When the adults read the storybooks to their kids, why would they not be alarmed by the pronoun “He” staring at them all around? When the adults see the cartoons and movies with their kids, why would they not be perturbed by a boy/man saving the day and the world, all the time? At the time of narrating a mythological tale, why would adults not be concerned that it is always adventures and heroics of a God – invariably a man.

An adult takes it for granted that is how things have been, things are and things ought to be (Why a girl is never a hero? Why only a boy is a hero?) It becomes a norm, it gets accepted as a fait accompli, it becomes a part of life. What is it?

Is it the market or the psychology or something else or everything put together

There is a big market for kids’ story-telling material. It is all about imagination, they say, and is limitless / knows no boundaries. Majority of these kids’ stuff, if not all, is dominated by male heroes. Why is this, so-called, imagination only getting limited about the little specific around the gender and nothing else?  Why cannot writers and artists centre their imagination around a girl? Is there no market for a female hero? Would parents not buy such stuff?

Or is it something that is even more deeply ingrained into our psyche? We do not think that women are worth it and can do good stuff on their own. They always have to play second fiddle – a Sita to a Ram and a Chutki to a Chhota Bheem. Imagination, an extension of our thought process, cannot exist in isolation and is a reflection of the story-teller / the society. These story-tellers, irrespective of gender, do not seem to think highly about the female gender, apart from being a side-kick.
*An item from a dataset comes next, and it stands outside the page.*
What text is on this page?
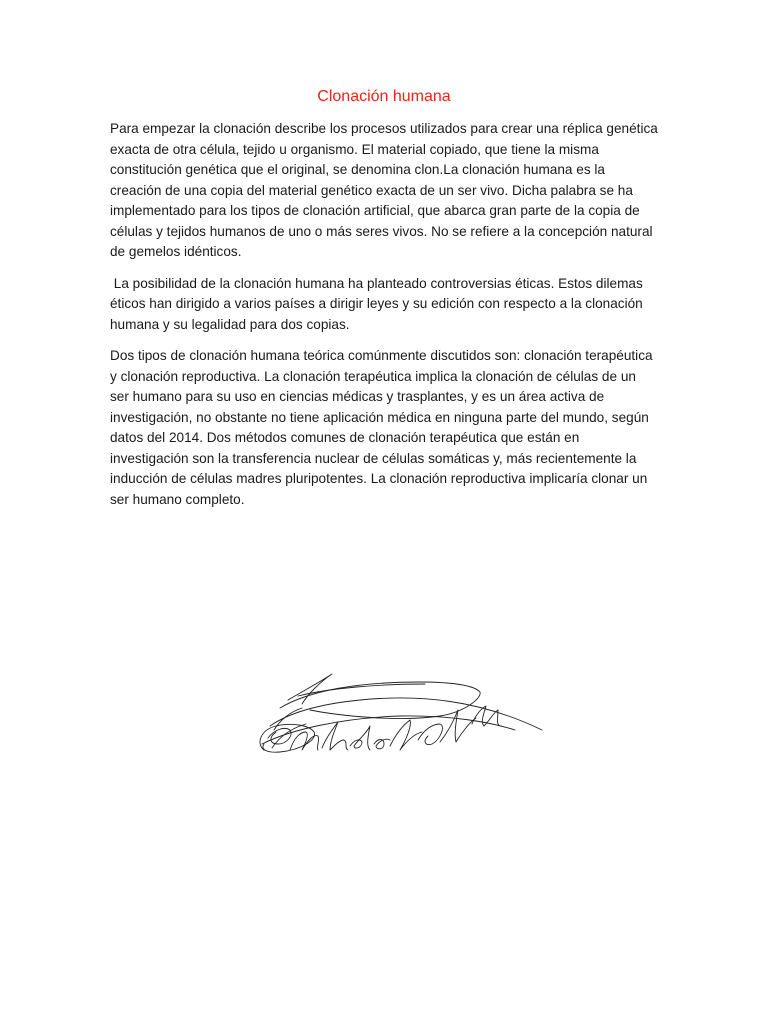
Clonación humana

Para empezar la clonación describe los procesos utilizados para crear una réplica genética exacta de otra célula, tejido u organismo. El material copiado, que tiene la misma constitución genética que el original, se denomina clon.La clonación humana es la creación de una copia del material genético exacta de un ser vivo. Dicha palabra se ha implementado para los tipos de clonación artificial, que abarca gran parte de la copia de células y tejidos humanos de uno o más seres vivos. No se refiere a la concepción natural de gemelos idénticos.

La posibilidad de la clonación humana ha planteado controversias éticas. Estos dilemas éticos han dirigido a varios países a dirigir leyes y su edición con respecto a la clonación humana y su legalidad para dos copias.

Dos tipos de clonación humana teórica comúnmente discutidos son: clonación terapéutica y clonación reproductiva. La clonación terapéutica implica la clonación de células de un ser humano para su uso en ciencias médicas y trasplantes, y es un área activa de investigación, no obstante no tiene aplicación médica en ninguna parte del mundo, según datos del 2014. Dos métodos comunes de clonación terapéutica que están en investigación son la transferencia nuclear de células somáticas y, más recientemente la inducción de células madres pluripotentes. La clonación reproductiva implicaría clonar un ser humano completo.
I do not seem to get it. Is it the market that won’t accept the girls in the spotlight as the central characters? Is it our (man’s) interpretation of the women and their role in society and life, at large, and women being a party to man’s version of themselves? Or is it something else? Or everything of it? What is it?
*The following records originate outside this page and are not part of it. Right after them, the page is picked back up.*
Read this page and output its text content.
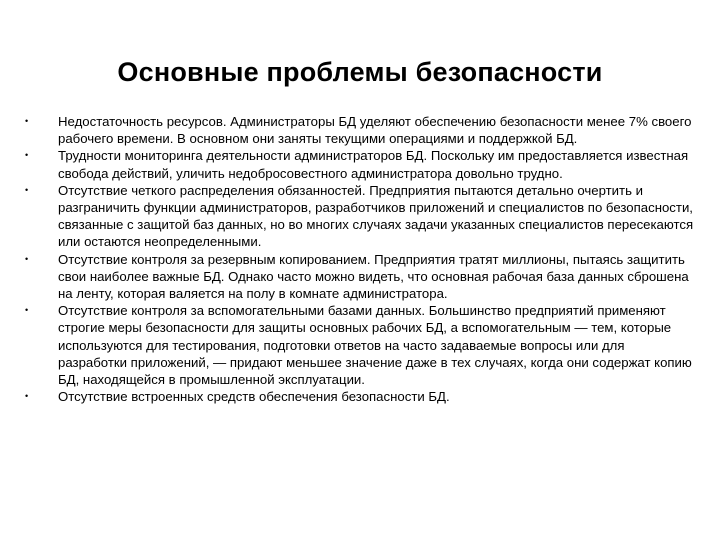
Основные проблемы безопасности
•	Недостаточность ресурсов. Администраторы БД уделяют обеспечению безопасности менее 7% своего рабочего времени. В основном они заняты текущими операциями и поддержкой БД.
•	Трудности мониторинга деятельности администраторов БД. Поскольку им предоставляется известная свобода действий, уличить недобросовестного администратора довольно трудно.
•	Отсутствие четкого распределения обязанностей. Предприятия пытаются детально очертить и разграничить функции администраторов, разработчиков приложений и специалистов по безопасности, связанные с защитой баз данных, но во многих случаях задачи указанных специалистов пересекаются или остаются неопределенными.
•	Отсутствие контроля за резервным копированием. Предприятия тратят миллионы, пытаясь защитить свои наиболее важные БД. Однако часто можно видеть, что основная рабочая база данных сброшена на ленту, которая валяется на полу в комнате администратора.
•	Отсутствие контроля за вспомогательными базами данных. Большинство предприятий применяют строгие меры безопасности для защиты основных рабочих БД, а вспомогательным — тем, которые используются для тестирования, подготовки ответов на часто задаваемые вопросы или для разработки приложений, — придают меньшее значение даже в тех случаях, когда они содержат копию БД, находящейся в промышленной эксплуатации.
•	Отсутствие встроенных средств обеспечения безопасности БД.
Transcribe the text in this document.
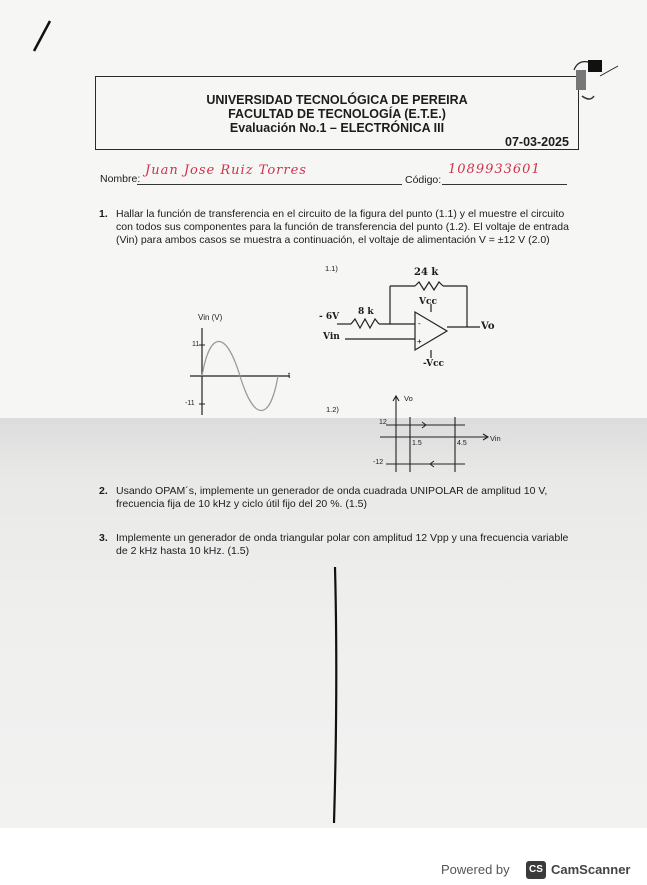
UNIVERSIDAD TECNOLÓGICA DE PEREIRA
FACULTAD DE TECNOLOGÍA (E.T.E.)
Evaluación No.1 – ELECTRÓNICA III
07-03-2025
Nombre:
Juan Jose Ruiz Torres
Código:
1089933601
1. Hallar la función de transferencia en el circuito de la figura del punto (1.1) y el muestre el circuito
con todos sus componentes para la función de transferencia del punto (1.2). El voltaje de entrada
(Vin) para ambos casos se muestra a continuación, el voltaje de alimentación V = ±12 V (2.0)
1.1)
-
+
24 k
8 k
- 6V
Vin
Vcc
Vo
-Vcc
Vin (V)
11
-11
t
1.2)
Vo
Vin
12
-12
1.5	4.5
2. Usando OPAM´s, implemente un generador de onda cuadrada UNIPOLAR de amplitud 10 V,
frecuencia fija de 10 kHz y ciclo útil fijo del 20 %. (1.5)
3. Implemente un generador de onda triangular polar con amplitud 12 Vpp y una frecuencia variable
de 2 kHz hasta 10 kHz. (1.5)
Powered by	CS CamScanner
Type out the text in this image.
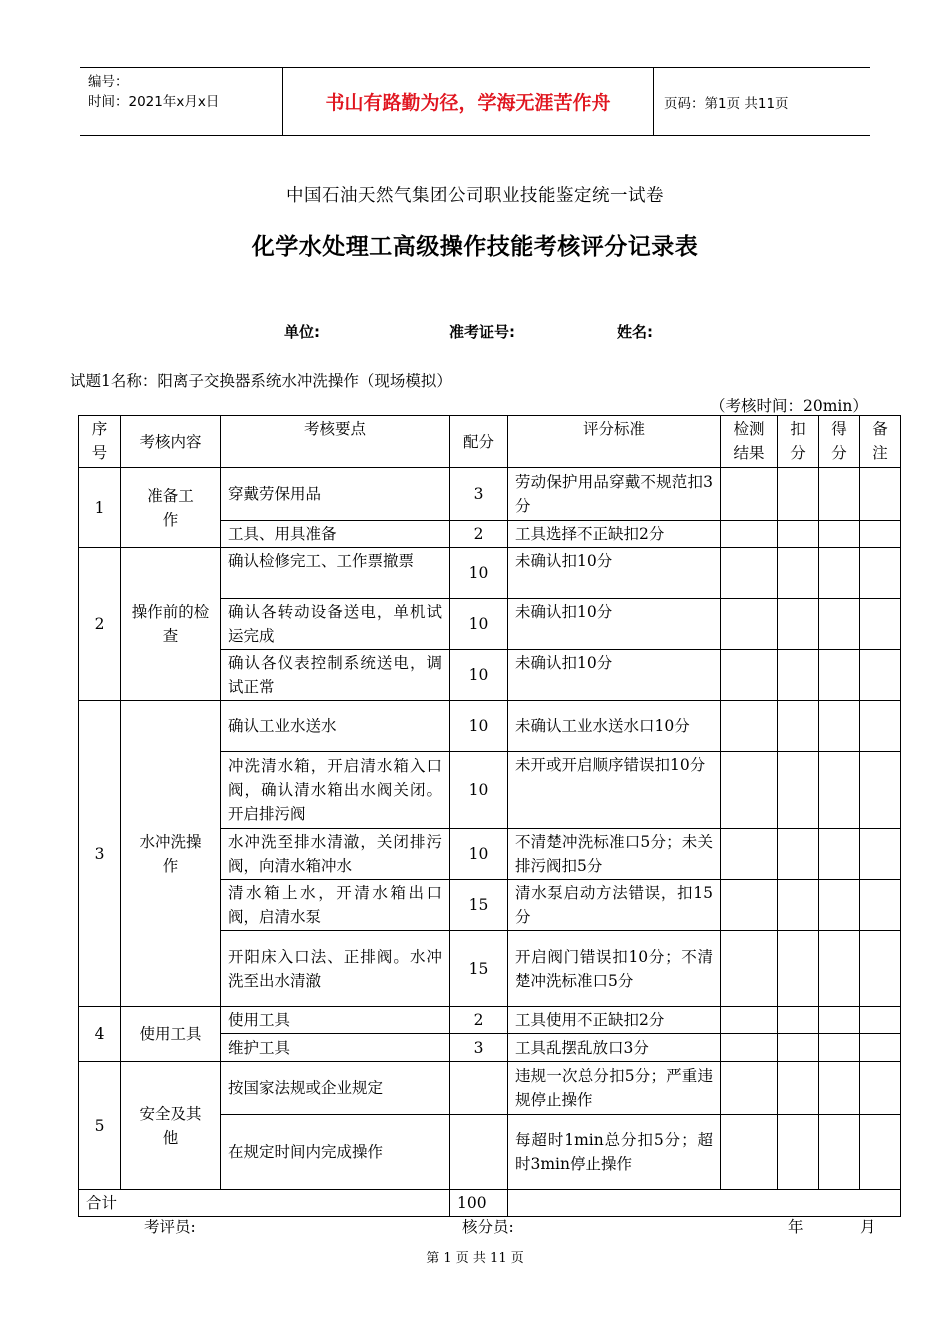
编号：
时间：2021年x月x日	书山有路勤为径，学海无涯苦作舟	页码：第1页 共11页
中国石油天然气集团公司职业技能鉴定统一试卷
化学水处理工高级操作技能考核评分记录表
单位:	准考证号:	姓名:
试题1名称：阳离子交换器系统水冲洗操作（现场模拟）
（考核时间：20min）
序号	考核内容	考核要点	配分	评分标准	检测结果	扣分	得分	备注
1	准备工作	穿戴劳保用品	3	劳动保护用品穿戴不规范扣3分				
		工具、用具准备	2	工具选择不正缺扣2分				
2	操作前的检查	确认检修完工、工作票撤票	10	未确认扣10分				
		确认各转动设备送电，单机试运完成	10	未确认扣10分				
		确认各仪表控制系统送电，调试正常	10	未确认扣10分				
3	水冲洗操作	确认工业水送水	10	未确认工业水送水口10分				
		冲洗清水箱，开启清水箱入口阀，确认清水箱出水阀关闭。开启排污阀	10	未开或开启顺序错误扣10分				
		水冲洗至排水清澈，关闭排污阀，向清水箱冲水	10	不清楚冲洗标准口5分；未关排污阀扣5分				
		清水箱上水，开清水箱出口阀，启清水泵	15	清水泵启动方法错误，扣15分				
		开阳床入口法、正排阀。水冲洗至出水清澈	15	开启阀门错误扣10分；不清楚冲洗标准口5分				
4	使用工具	使用工具	2	工具使用不正缺扣2分				
		维护工具	3	工具乱摆乱放口3分				
5	安全及其他	按国家法规或企业规定		违规一次总分扣5分；严重违规停止操作				
		在规定时间内完成操作		每超时1min总分扣5分；超时3min停止操作				
合计			100					
考评员:	核分员:	年	月
第 1 页 共 11 页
Exceptions are not the norm

I know that the situation is not as bleak as I have made it out to be. We have exceptions. There is a Jhansi Ki Rani and there is a Kalpana Chawla. There is an Ela Bhatt and there is a Hima Das. But, that is all. These are the exceptions and not the norm. List down 20 notable women in public life in India, (no, the Bollywood examples do not count), and you will yourself know the status of affairs.

If you choose to live in denial and say that a situation is improving gradually, looking at things optimistically, I have nothing much to say. Just that, coronavirus came and turned our version of normal and acceptable life upside down. It is a forced change, though. Why cannot there be a similar and swift change in our outlook towards girl/women? What is stopping us?
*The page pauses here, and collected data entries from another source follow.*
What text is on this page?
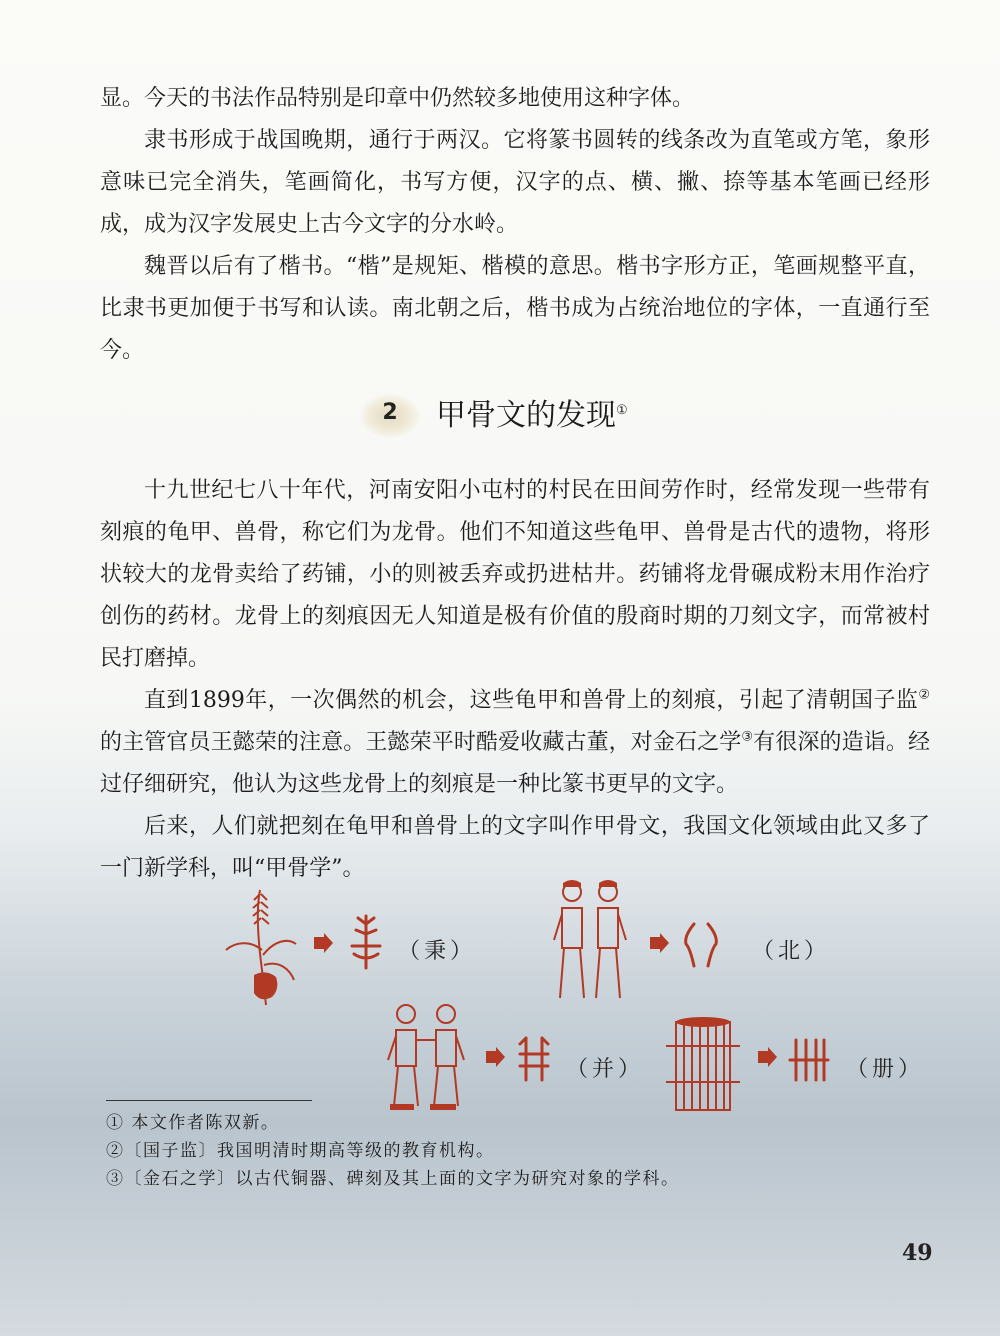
显。今天的书法作品特别是印章中仍然较多地使用这种字体。

隶书形成于战国晚期，通行于两汉。它将篆书圆转的线条改为直笔或方笔，象形意味已完全消失，笔画简化，书写方便，汉字的点、横、撇、捺等基本笔画已经形成，成为汉字发展史上古今文字的分水岭。

魏晋以后有了楷书。“楷”是规矩、楷模的意思。楷书字形方正，笔画规整平直，比隶书更加便于书写和认读。南北朝之后，楷书成为占统治地位的字体，一直通行至今。

2	甲骨文的发现①

十九世纪七八十年代，河南安阳小屯村的村民在田间劳作时，经常发现一些带有刻痕的龟甲、兽骨，称它们为龙骨。他们不知道这些龟甲、兽骨是古代的遗物，将形状较大的龙骨卖给了药铺，小的则被丢弃或扔进枯井。药铺将龙骨碾成粉末用作治疗创伤的药材。龙骨上的刻痕因无人知道是极有价值的殷商时期的刀刻文字，而常被村民打磨掉。

直到1899年，一次偶然的机会，这些龟甲和兽骨上的刻痕，引起了清朝国子监②的主管官员王懿荣的注意。王懿荣平时酷爱收藏古董，对金石之学③有很深的造诣。经过仔细研究，他认为这些龙骨上的刻痕是一种比篆书更早的文字。

后来，人们就把刻在龟甲和兽骨上的文字叫作甲骨文，我国文化领域由此又多了一门新学科，叫“甲骨学”。

（秉）	（北）
（并）	（册）
① 本文作者陈双新。
②〔国子监〕我国明清时期高等级的教育机构。
③〔金石之学〕以古代铜器、碑刻及其上面的文字为研究对象的学科。
49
A hero is now considered to be a gender-neutral word and is also increasingly used to refer to a woman (source: https://www.dictionary.com/). A lip-service. In real life, we are far from the notion, nowhere closer, not even started.

I continue to have no answer to my daughters’ questions – Why a girl is never a hero? Why only a boy is a hero? I don’t want them to forget the question as they grow older, unlike their mother and grand-mothers.

What would be your answer? What is it?

PS: Please do not bring the sham of International Women’s Day into the discussion to say that the situation is changing for good. I find it for the worse. I am referring to a change for my daughters’ generation, and not for the nth generation, down the line.